Whale sharks tend to come to the surface a great deal and ate lumbering. The loch would never hold enough food for one.

This is a guilty secret but I dived there in my late teens a few times (84 and up). It was part of a cycle we did including Scapa Flow and out in the Clyde. Got see some otters, loads of char but unfortunately no Nessie. I was up there a few years back for a music festival (Belladrum) and as the coach drove along the Loch you could not help but look out and maybe dream.

Beautiful part of the World btw. Go visit.
 
Here's a pic I created for a discussion on another forum about this topic. Someone found a boat on a Google Maps image that while being clearer and brighter, looks pretty much the same as the "monster" appears on the Apple Maps image, and appears not much further north on a canal or river leading north from Loch Ness.

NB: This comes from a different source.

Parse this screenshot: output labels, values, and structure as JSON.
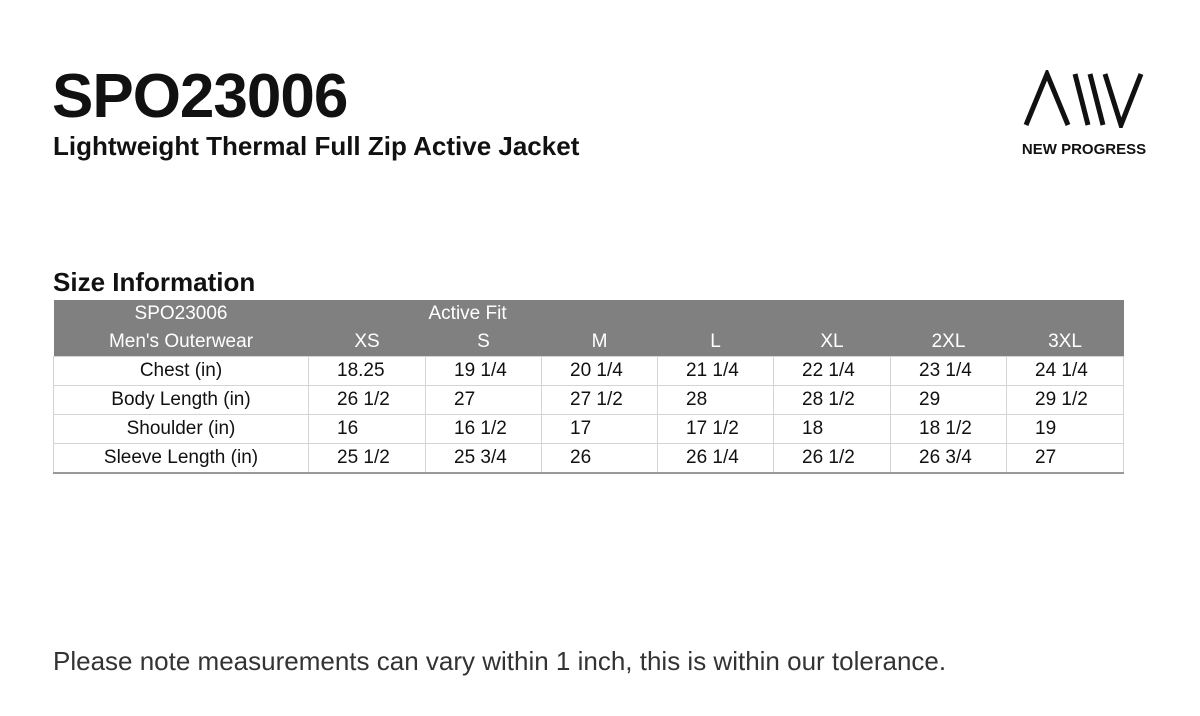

I decided to do an experiment with the image and I took wide images of the area from both Google Earth and Apple Maps (which use different satellite imagery of the area) and overlaid them and resized them until they neatly overlapped so that I knew they were at the same scale. I then cut out the following image of a Loch Ness / Caledonian Canal boat from Google Maps and put it alongside the image of the "Loch Ness monster" image from Apple Maps. The result is that the size and pattern of the both and the monster neatly match up. The monster is faded and obscured looking, but I think that's because of the algorithms that mapping apps use to blend together overlapping tiles from satellite imagery in order to blend out and blur out harsh boundaries between images. There are websites with all sorts of picture of hilarious Google Earth oddities caused by overlapping satellite imagery tiles.

 
Yeah, I think a lot of people very quickly figured it out. It's sad that this is what passes for "news" nowadays.
 
What's also sad is that the news article in the opening said the Loch Ness monster fan club spent SIX MONTHS examining the pic by 'experts' and concluded it was 'likely' the monster. I don't see how that's possible when others can spend five minutes on Google Earth and realise it's just a boat. I suspect they're playing fast and loose with the word 'expert'. What exactly can anyone do with a picture like that for six months without realising the obvious especially if you're some sort of expert?
 
What's also sad is that the news article in the opening said the Loch Ness monster fan club spent SIX MONTHS examining the pic by 'experts' and concluded it was 'likely' the monster. I don't see how that's possible when others can spend five minutes on Google Earth and realise it's just a boat. I suspect they're playing fast and loose with the word 'expert'. What exactly can anyone do with a picture like that for six months without realising the obvious especially if you're some sort of expert?
I think they use expert they same way bigfoot hunters use expert. Example: It could be a stump, it could be a Dodge Charger - the expert says it's Bigfoot.